All of this is a roundabout way of making a simple point: we fail at talent identification because we’re looking in the wrong place. We instinctively look at performance (which is visual, measurable) instead of mindset and identity, which are what really matter, because they create the energy that fuels the engine of skill acquisition. They are the nuclear power-plant for the 10,000 hours of deep practice. They are the the ghosts in the machine.

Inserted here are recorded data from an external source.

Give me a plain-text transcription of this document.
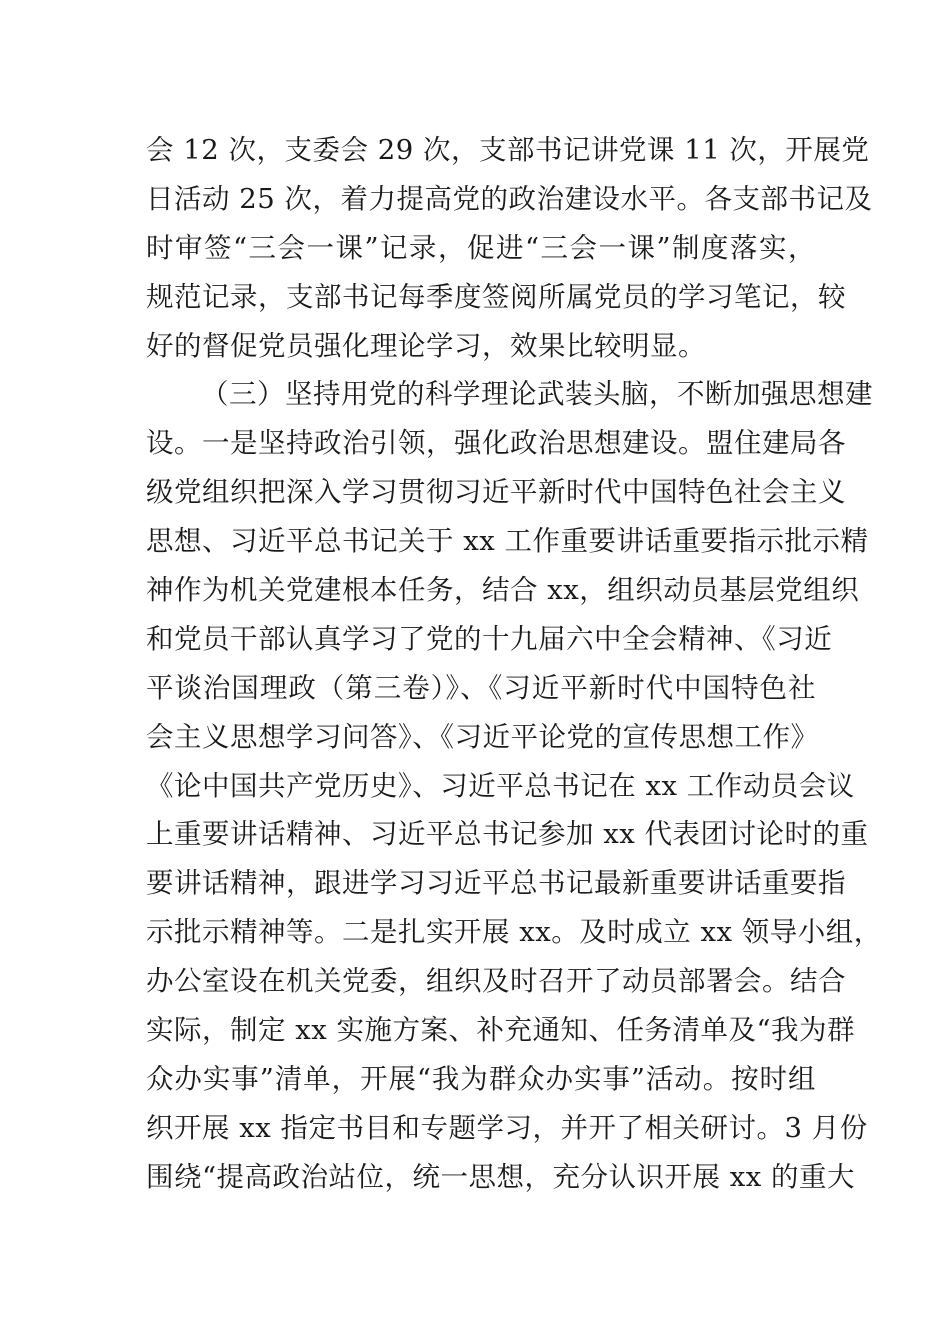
会 12 次，支委会 29 次，支部书记讲党课 11 次，开展党
日活动 25 次，着力提高党的政治建设水平。各支部书记及
时审签“三会一课”记录，促进“三会一课”制度落实，
规范记录，支部书记每季度签阅所属党员的学习笔记，较
好的督促党员强化理论学习，效果比较明显。
（三）坚持用党的科学理论武装头脑，不断加强思想建
设。一是坚持政治引领，强化政治思想建设。盟住建局各
级党组织把深入学习贯彻习近平新时代中国特色社会主义
思想、习近平总书记关于 xx 工作重要讲话重要指示批示精
神作为机关党建根本任务，结合 xx，组织动员基层党组织
和党员干部认真学习了党的十九届六中全会精神、《习近
平谈治国理政（第三卷）》、《习近平新时代中国特色社
会主义思想学习问答》、《习近平论党的宣传思想工作》
《论中国共产党历史》、习近平总书记在 xx 工作动员会议
上重要讲话精神、习近平总书记参加 xx 代表团讨论时的重
要讲话精神，跟进学习习近平总书记最新重要讲话重要指
示批示精神等。二是扎实开展 xx。及时成立 xx 领导小组，
办公室设在机关党委，组织及时召开了动员部署会。结合
实际，制定 xx 实施方案、补充通知、任务清单及“我为群
众办实事”清单，开展“我为群众办实事”活动。按时组
织开展 xx 指定书目和专题学习，并开了相关研讨。3 月份
围绕“提高政治站位，统一思想，充分认识开展 xx 的重大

I’ve found that good teachers and coaches often dig around for mindsets, sort of like doctors looking for subtle symptoms of a disease. They inquire about long-term goals, they watch for telltale signs, they try to penetrate the glossy surface to find out the answer to that tiny but titanically important questions: why are you here, really? How much do you care? What are you prepared to give?
For example: one highly successful college basketball coach, who shall remain nameless, uses a simple litmus test in his recruiting: if the recruit makes an excuse for anything – for instance, their performance in a certain game, or their grades in math – the coach crosses them off his list, no matter what physical skills they may possess. Why? Because they have the wrong mindset.
Which makes me wonder: how else can we measure mindset? Is there a way to replace “Talent Identification” with “Mindset/Identity Identification”? And more important, how do we create cultures that help ignite these kinds of mindsets?
PS — For more good reading on this topic, check out Carol Dweck’s book — called Mindsets, naturally.